Sanepar (SAPR11): Reajuste tarifário entra em vigor na próxima semana, reiteramos COMPRA

  • A Sanepar divulgou via fato relevante que dando continuidade a decisão do Tribunal de Contas do Estado do Paraná (TCE-PR) de reverter sua decisão anterior sobre o reajuste tarifário de 2019 (entenda mais no link) estará aplicando o diferencial de reajuste nas tarifas, de 3,76%, a partir do dia 11 de novembro de 2019;
  • Além disso a Sanepar informou que em relação ao período em que permaneceu sem aplicar o reajuste integral, o valor da diferença atualizado será faturado em 6 meses, nas contas a serem emitidas a partir de 19 de novembro de 2019;
  • A noticia está em linha com o esperado e reforça nossa visão de uma menor percepção de risco de investidores para a ação. Isso, na nossa visão, deveria contribuir para a redução do desconto que as ações negociam ante outras empresas de saneamento e de setores regulados, como o setor elétrico. Os efeitos do reajuste tarifário já foram incorporados em nossas estimativas e nosso preço-alvo das units de Sanepar (SAPR11) se mantem em R$107/unit. Reiteramos a recomendação de COMPRA na Sanepar.

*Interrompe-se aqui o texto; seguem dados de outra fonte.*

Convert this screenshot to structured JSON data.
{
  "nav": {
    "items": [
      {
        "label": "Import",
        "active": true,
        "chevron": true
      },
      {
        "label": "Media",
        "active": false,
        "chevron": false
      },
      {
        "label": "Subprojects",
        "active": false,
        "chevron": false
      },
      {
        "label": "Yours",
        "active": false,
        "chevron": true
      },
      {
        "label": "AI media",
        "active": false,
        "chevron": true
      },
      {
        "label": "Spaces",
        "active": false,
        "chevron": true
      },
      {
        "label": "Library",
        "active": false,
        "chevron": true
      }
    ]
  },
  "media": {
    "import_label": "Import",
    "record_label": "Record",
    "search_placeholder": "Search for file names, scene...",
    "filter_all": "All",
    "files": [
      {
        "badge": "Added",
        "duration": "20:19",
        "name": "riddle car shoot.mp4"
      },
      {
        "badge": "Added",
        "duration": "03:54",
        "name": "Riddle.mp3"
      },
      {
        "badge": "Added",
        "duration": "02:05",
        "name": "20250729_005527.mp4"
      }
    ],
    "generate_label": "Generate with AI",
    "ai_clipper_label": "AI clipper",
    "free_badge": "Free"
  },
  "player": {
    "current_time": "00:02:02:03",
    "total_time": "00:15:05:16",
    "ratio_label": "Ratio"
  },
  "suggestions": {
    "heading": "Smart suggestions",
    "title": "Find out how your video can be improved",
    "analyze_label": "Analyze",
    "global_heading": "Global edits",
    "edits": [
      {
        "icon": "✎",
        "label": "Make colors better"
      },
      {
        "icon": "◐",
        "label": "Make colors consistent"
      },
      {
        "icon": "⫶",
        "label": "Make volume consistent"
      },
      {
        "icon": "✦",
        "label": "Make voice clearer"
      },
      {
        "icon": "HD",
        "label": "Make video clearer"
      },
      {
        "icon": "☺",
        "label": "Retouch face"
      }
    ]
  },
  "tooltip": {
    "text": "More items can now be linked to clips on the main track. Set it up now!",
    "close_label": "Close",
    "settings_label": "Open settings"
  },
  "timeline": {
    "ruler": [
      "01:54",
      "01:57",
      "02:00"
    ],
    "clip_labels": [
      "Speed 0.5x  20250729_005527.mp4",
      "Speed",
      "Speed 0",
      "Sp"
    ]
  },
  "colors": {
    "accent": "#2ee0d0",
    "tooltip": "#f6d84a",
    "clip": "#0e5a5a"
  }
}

Gerdau (GGBR4): Mensagem positiva no evento com analistas e investidores

  • Participamos ontem do evento anual da Gerdau para Analistas & Investidores. A empresa destacou a expectativa de um 2020 melhor com melhor cenário para o preço do aço no mercado internacional, recuperação econômica gradual no Brasil e otimização dos ativos nos EUA;
  • Mantemos recomendação de Compra. Vemos as ações ainda em patamares atrativos, negociando em 5,7x EV/EBITDA em 2020, com 7,6% de rendimento na geração de caixa em 2019-20;
  • Embora mais uma história de 2020, esperamos que os resultados acelerem gradualmente, com um patamar das ações muito atrativo neste momento. Clique aqui para acessar o relatório completo, com os principais destaques do evento.

Renda Fixa

Fitch eleva componente do rating do Banco Pan por melhora no modelo de negócios e rentabilidade

  • A Fitch elevou o rating de viabilidade (RV) do Banco Pan para ‘b+’, de ‘b’ e afirmou seus ratings em ‘B+’ (moeda estrangeira) e ‘A(bra)’ (moeda local). A perspectiva dos ratings é estável;
  • Na opinião da agência, o banco vem demonstrando forte capacidade de originação de crédito e vem reduzindo a dependência de captação em relação aos controladores e o volume dos contratos de cessão de créditos. Ambos favorecem a lucratividade;
  • Embora não represente mudança no rating do banco, a elevação do componente RV é positiva, uma vez que reflete a melhora do modelo de negócios e da rentabilidade do banco nos últimos dois anos.